Je crois d’intérêt syndical d’attester dans cette rubrique «Les Tribunes» , par la publication de cet article, la capacité créatrice des travailleurs du livre…
La sous Commission ouvrière de la Tribune de Genève (sCO), s’appuyant sur les articles de la Convention collective de l’imprimerie et notamment ses articles{ «Paix du travail alinéa 3 – les parties ont la possibilité d’exercer leur devoir de solidarité. Elles s’engagent toutefois à permettre la parution des journaux en toute circonstance, quelle que soit leur tendance.»} et{ «Liberté de la presse – Les parties contractantes reconnaissent la liberté de la presse.

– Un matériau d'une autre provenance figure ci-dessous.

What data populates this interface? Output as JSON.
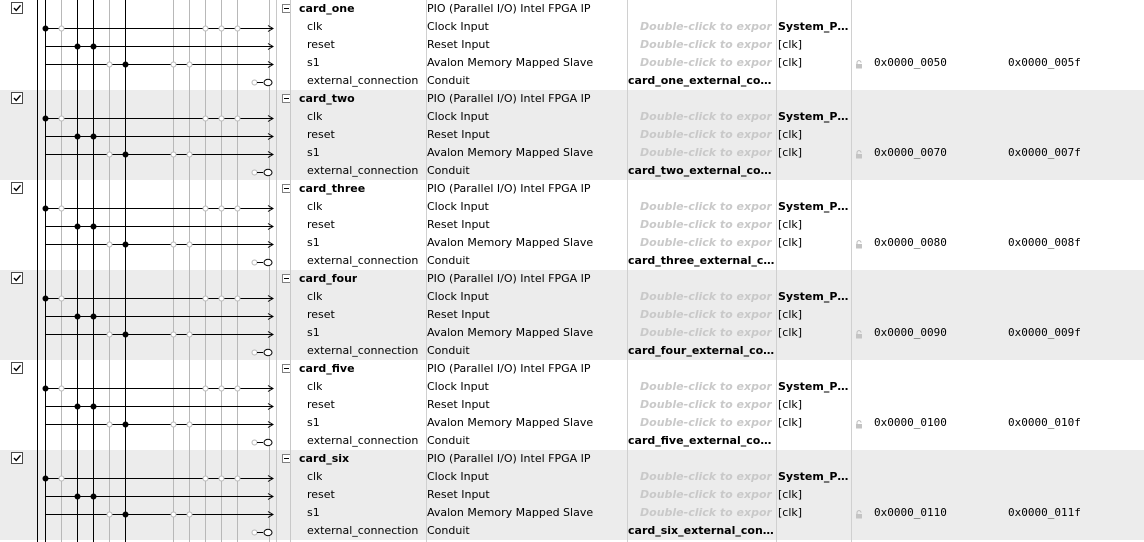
{
  "placeholder_export": "Double-click to export",
  "components": [
    {
      "name": "card_one",
      "type": "PIO (Parallel I/O) Intel FPGA IP",
      "base": "0x0000_0050",
      "end": "0x0000_005f",
      "export": "card_one_external_con..."
    },
    {
      "name": "card_two",
      "type": "PIO (Parallel I/O) Intel FPGA IP",
      "base": "0x0000_0070",
      "end": "0x0000_007f",
      "export": "card_two_external_con..."
    },
    {
      "name": "card_three",
      "type": "PIO (Parallel I/O) Intel FPGA IP",
      "base": "0x0000_0080",
      "end": "0x0000_008f",
      "export": "card_three_external_co..."
    },
    {
      "name": "card_four",
      "type": "PIO (Parallel I/O) Intel FPGA IP",
      "base": "0x0000_0090",
      "end": "0x0000_009f",
      "export": "card_four_external_con..."
    },
    {
      "name": "card_five",
      "type": "PIO (Parallel I/O) Intel FPGA IP",
      "base": "0x0000_0100",
      "end": "0x0000_010f",
      "export": "card_five_external_con..."
    },
    {
      "name": "card_six",
      "type": "PIO (Parallel I/O) Intel FPGA IP",
      "base": "0x0000_0110",
      "end": "0x0000_011f",
      "export": "card_six_external_conn..."
    }
  ],
  "ports": [
    {
      "name": "clk",
      "desc": "Clock Input",
      "clock": "System_PL..."
    },
    {
      "name": "reset",
      "desc": "Reset Input",
      "clock": "[clk]"
    },
    {
      "name": "s1",
      "desc": "Avalon Memory Mapped Slave",
      "clock": "[clk]"
    },
    {
      "name": "external_connection",
      "desc": "Conduit",
      "clock": ""
    }
  ],
  "colors": {
    "row_shaded": "#ececec",
    "placeholder": "#c9c9c9",
    "gridline": "#d0d0d0",
    "connection": "#000000",
    "hollow": "#b8b8b8"
  },
  "icons": {
    "checkbox": "checkbox-checked-icon",
    "collapse": "tree-collapse-icon",
    "lock": "lock-icon"
  }
}
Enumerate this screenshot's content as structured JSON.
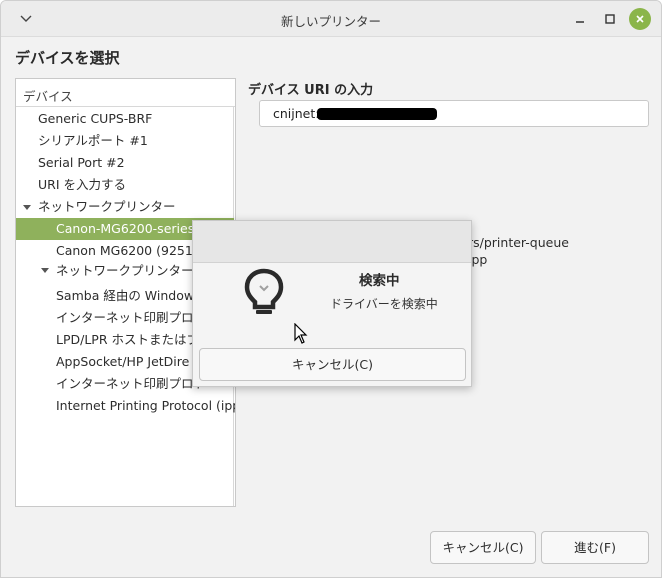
{
  "window": {
    "title": "新しいプリンター"
  },
  "heading": "デバイスを選択",
  "device_list": {
    "header": "デバイス",
    "items": [
      "Generic CUPS-BRF",
      "シリアルポート #1",
      "Serial Port #2",
      "URI を入力する",
      "ネットワークプリンター",
      "Canon-MG6200-series",
      "Canon MG6200 (9251",
      "ネットワークプリンターを",
      "Samba 経由の Window",
      "インターネット印刷プロト",
      "LPD/LPR ホストまたはプ",
      "AppSocket/HP JetDire",
      "インターネット印刷プロト",
      "Internet Printing Protocol (ipp"
    ]
  },
  "uri": {
    "label": "デバイス URI の入力",
    "value": "cnijnet:/"
  },
  "background_text": [
    "rs/printer-queue",
    "ipp"
  ],
  "popup": {
    "title": "検索中",
    "message": "ドライバーを検索中",
    "cancel_label": "キャンセル(C)"
  },
  "buttons": {
    "cancel": "キャンセル(C)",
    "next": "進む(F)"
  },
  "colors": {
    "selection": "#8fb15c",
    "close_button": "#8bb54a"
  }
}
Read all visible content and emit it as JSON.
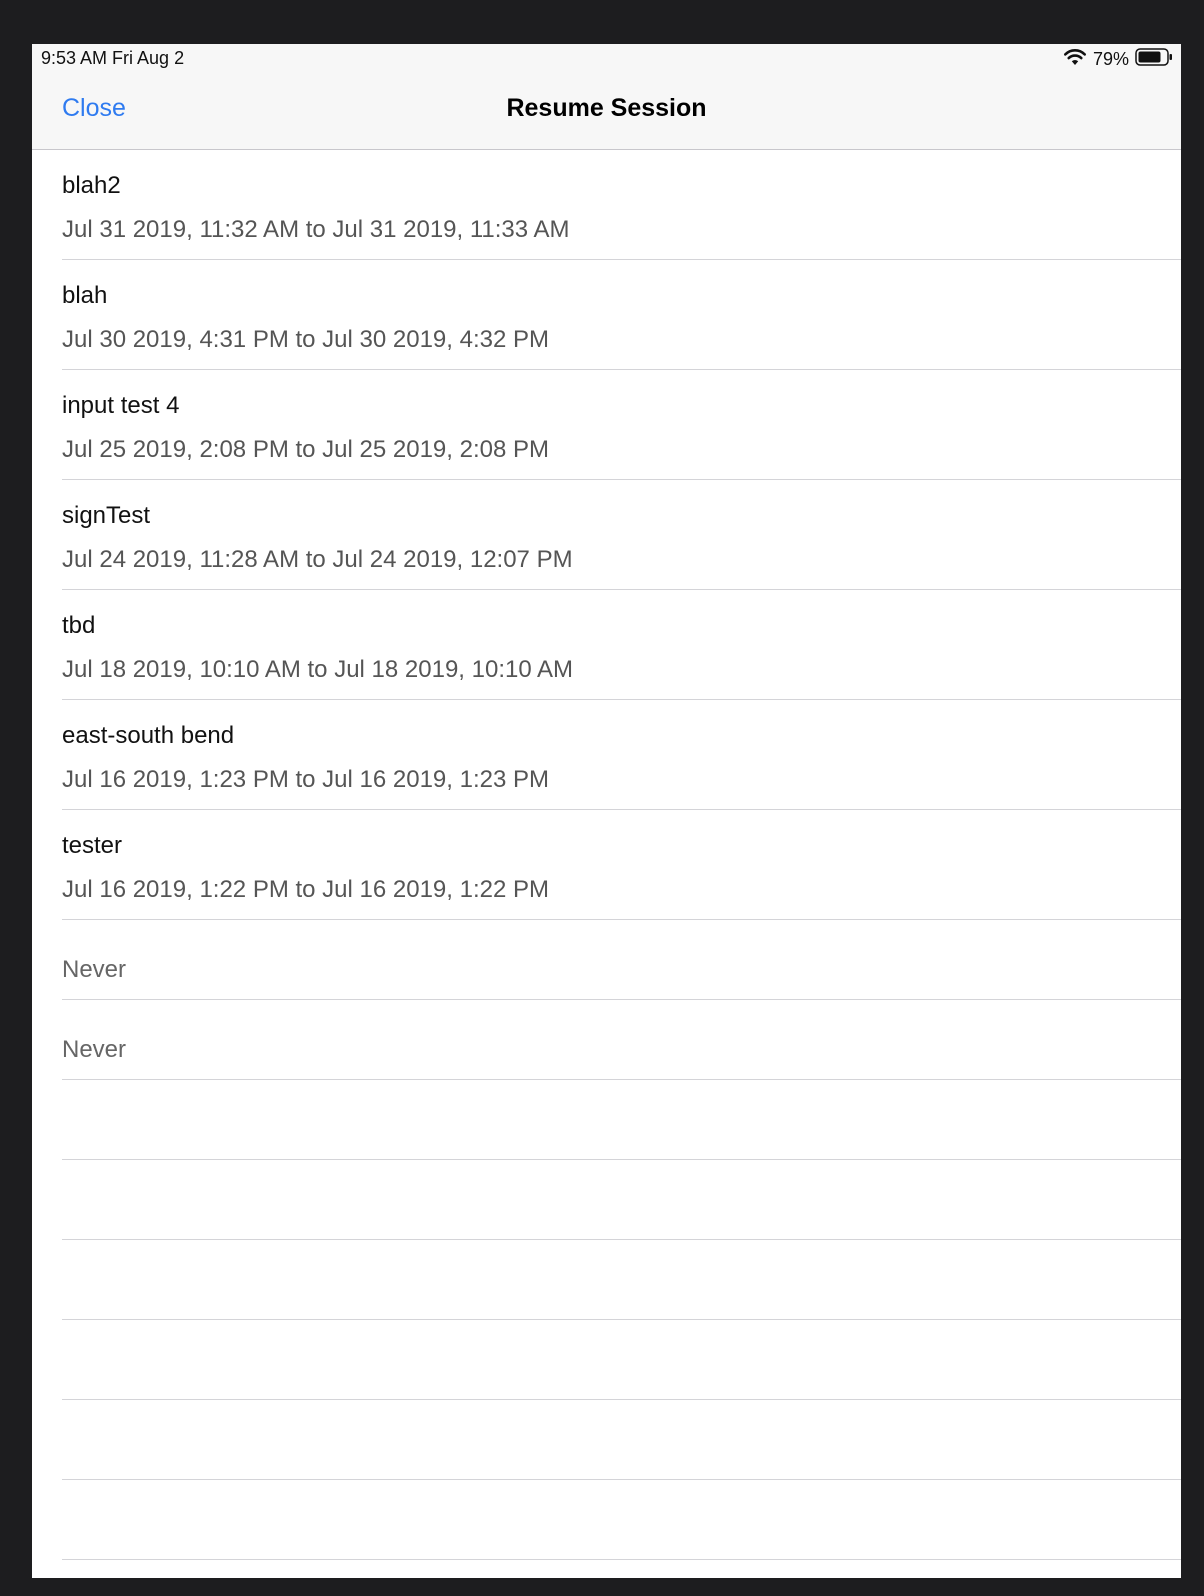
{
  "status_bar": {
    "time": "9:53 AM   Fri Aug 2",
    "battery_percent": "79%",
    "icons": [
      "wifi-icon",
      "battery-icon"
    ]
  },
  "nav": {
    "close_label": "Close",
    "title": "Resume Session",
    "accent_color": "#2f7bf0"
  },
  "sessions": [
    {
      "name": "blah2",
      "range": "Jul 31 2019, 11:32 AM to Jul 31 2019, 11:33 AM"
    },
    {
      "name": "blah",
      "range": "Jul 30 2019, 4:31 PM to Jul 30 2019, 4:32 PM"
    },
    {
      "name": "input test 4",
      "range": "Jul 25 2019, 2:08 PM to Jul 25 2019, 2:08 PM"
    },
    {
      "name": "signTest",
      "range": "Jul 24 2019, 11:28 AM to Jul 24 2019, 12:07 PM"
    },
    {
      "name": "tbd",
      "range": "Jul 18 2019, 10:10 AM to Jul 18 2019, 10:10 AM"
    },
    {
      "name": "east-south bend",
      "range": "Jul 16 2019, 1:23 PM to Jul 16 2019, 1:23 PM"
    },
    {
      "name": "tester",
      "range": "Jul 16 2019, 1:22 PM to Jul 16 2019, 1:22 PM"
    }
  ],
  "never_rows": [
    {
      "label": "Never"
    },
    {
      "label": "Never"
    }
  ]
}
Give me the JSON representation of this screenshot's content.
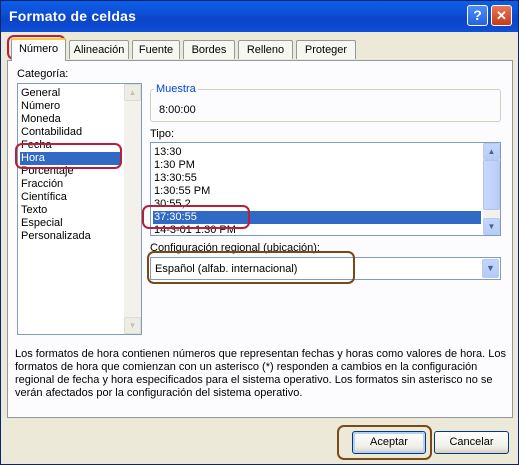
{
  "window": {
    "title": "Formato de celdas",
    "help_glyph": "?",
    "close_glyph": "✕"
  },
  "tabs": [
    {
      "label": "Número"
    },
    {
      "label": "Alineación"
    },
    {
      "label": "Fuente"
    },
    {
      "label": "Bordes"
    },
    {
      "label": "Relleno"
    },
    {
      "label": "Proteger"
    }
  ],
  "category": {
    "label": "Categoría:",
    "items": [
      "General",
      "Número",
      "Moneda",
      "Contabilidad",
      "Fecha",
      "Hora",
      "Porcentaje",
      "Fracción",
      "Científica",
      "Texto",
      "Especial",
      "Personalizada"
    ],
    "selected": "Hora"
  },
  "sample": {
    "label": "Muestra",
    "value": "8:00:00"
  },
  "type": {
    "label": "Tipo:",
    "items": [
      "13:30",
      "1:30 PM",
      "13:30:55",
      "1:30:55 PM",
      "30:55,2",
      "37:30:55",
      "14-3-01 1:30 PM"
    ],
    "selected": "37:30:55"
  },
  "locale": {
    "label": "Configuración regional (ubicación):",
    "value": "Español (alfab. internacional)"
  },
  "description": "Los formatos de hora contienen números que representan fechas y horas como valores de hora. Los formatos de hora que comienzan con un asterisco (*) responden a cambios en la configuración regional de fecha y hora especificados para el sistema operativo. Los formatos sin asterisco no se verán afectados por la configuración del sistema operativo.",
  "buttons": {
    "ok": "Aceptar",
    "cancel": "Cancelar"
  },
  "colors": {
    "titlebar": "#0b4fd6",
    "selection": "#316ac5",
    "highlight_red": "#b7203a",
    "highlight_brown": "#7a4a16",
    "group_title": "#0046d5"
  }
}
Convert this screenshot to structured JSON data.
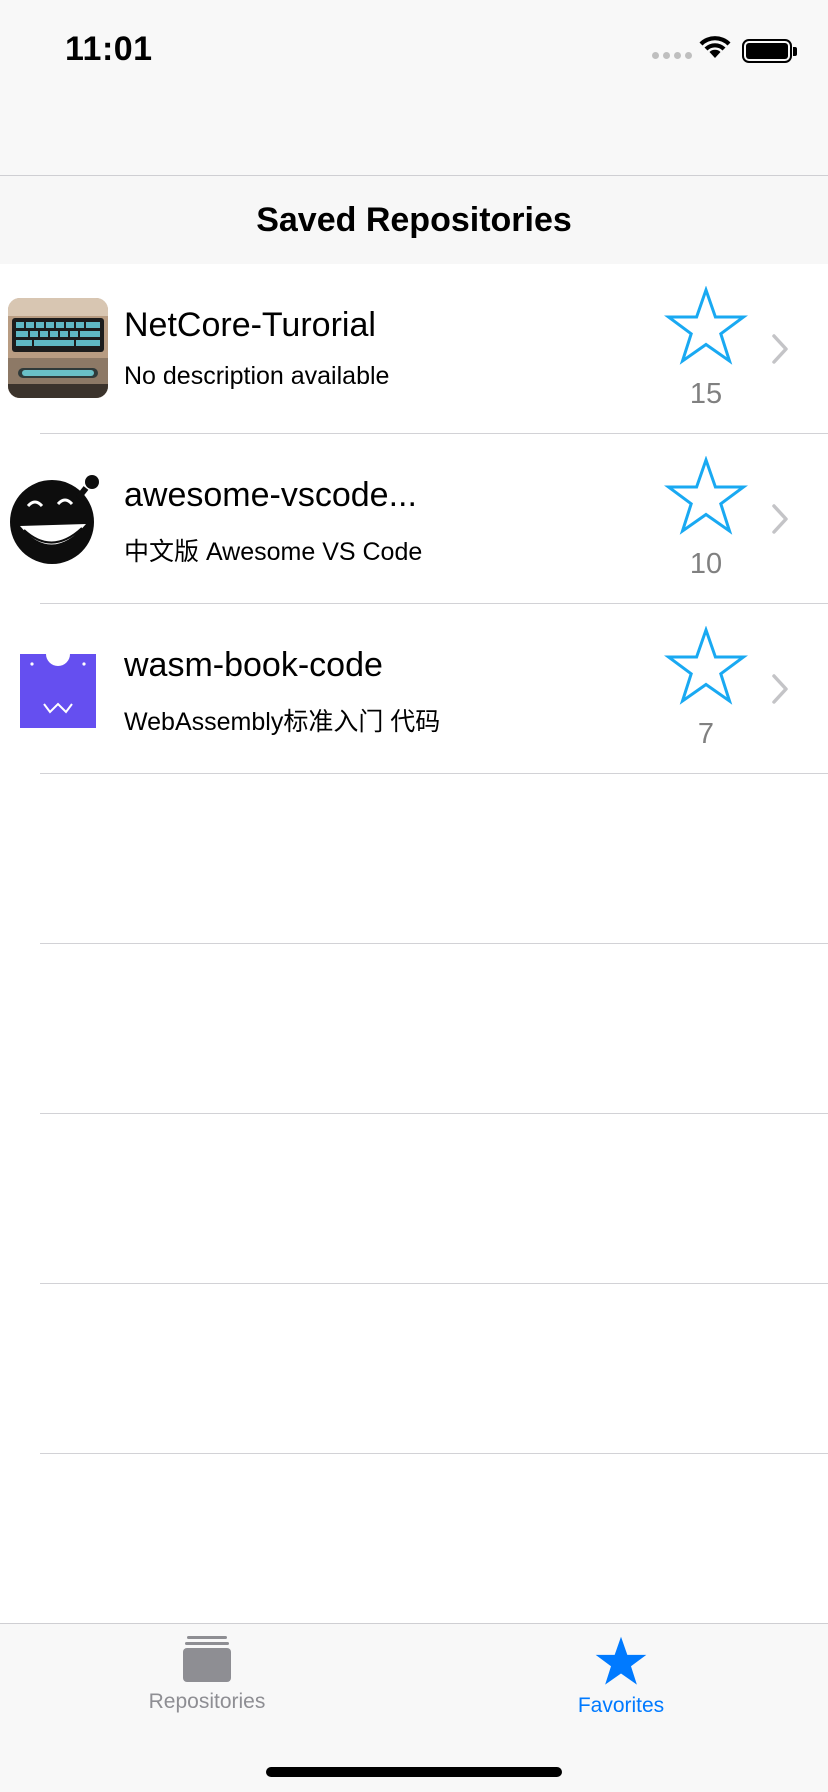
{
  "status_bar": {
    "time": "11:01"
  },
  "header": {
    "title": "Saved Repositories"
  },
  "repositories": [
    {
      "name": "NetCore-Turorial",
      "description": "No description available",
      "stars": "15",
      "avatar": "keyboard-photo"
    },
    {
      "name": "awesome-vscode...",
      "description": "中文版 Awesome VS Code",
      "stars": "10",
      "avatar": "black-smiley"
    },
    {
      "name": "wasm-book-code",
      "description": "WebAssembly标准入门 代码",
      "stars": "7",
      "avatar": "webassembly-logo"
    }
  ],
  "tab_bar": {
    "tabs": [
      {
        "label": "Repositories",
        "icon": "stack-icon",
        "selected": false
      },
      {
        "label": "Favorites",
        "icon": "star-icon",
        "selected": true
      }
    ]
  },
  "colors": {
    "accent": "#007aff",
    "star": "#19a9f2",
    "inactive": "#8e8e93"
  }
}
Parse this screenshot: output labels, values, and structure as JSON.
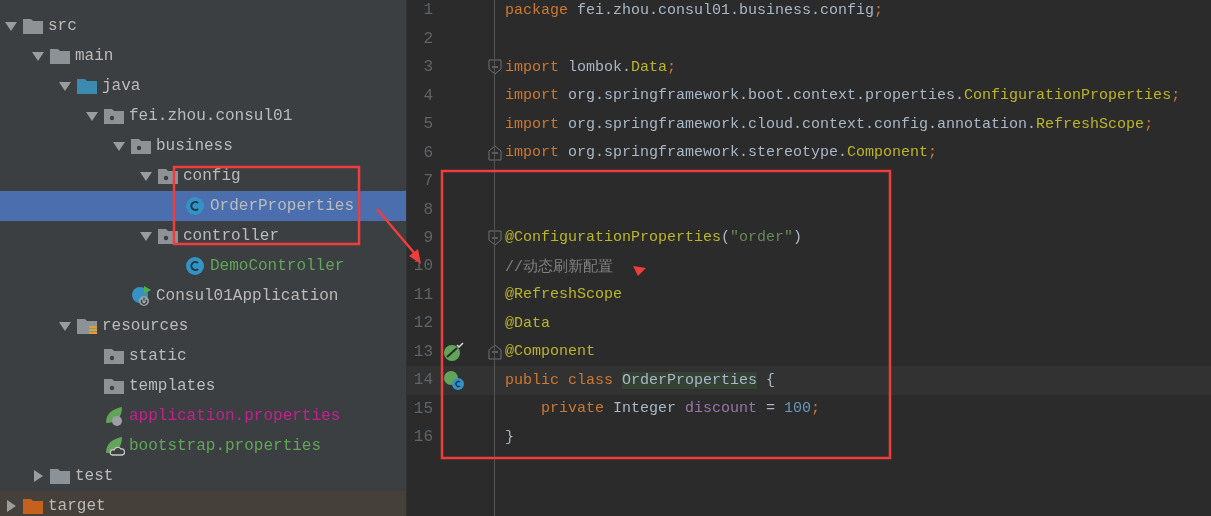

Il est dès lors interdit de modifier le contenu intellectuel d’un imprimé.» } avait décidé de faciliter la publication de «Pouvoir dire» en convainquant la direction* de l’entreprise de permettre sa confection bénévole par les ouvriers (metteur en page + monteur offset + imprimeur + massicotier et relieur) et de fournir les matières premières et l’énergie à cette effet.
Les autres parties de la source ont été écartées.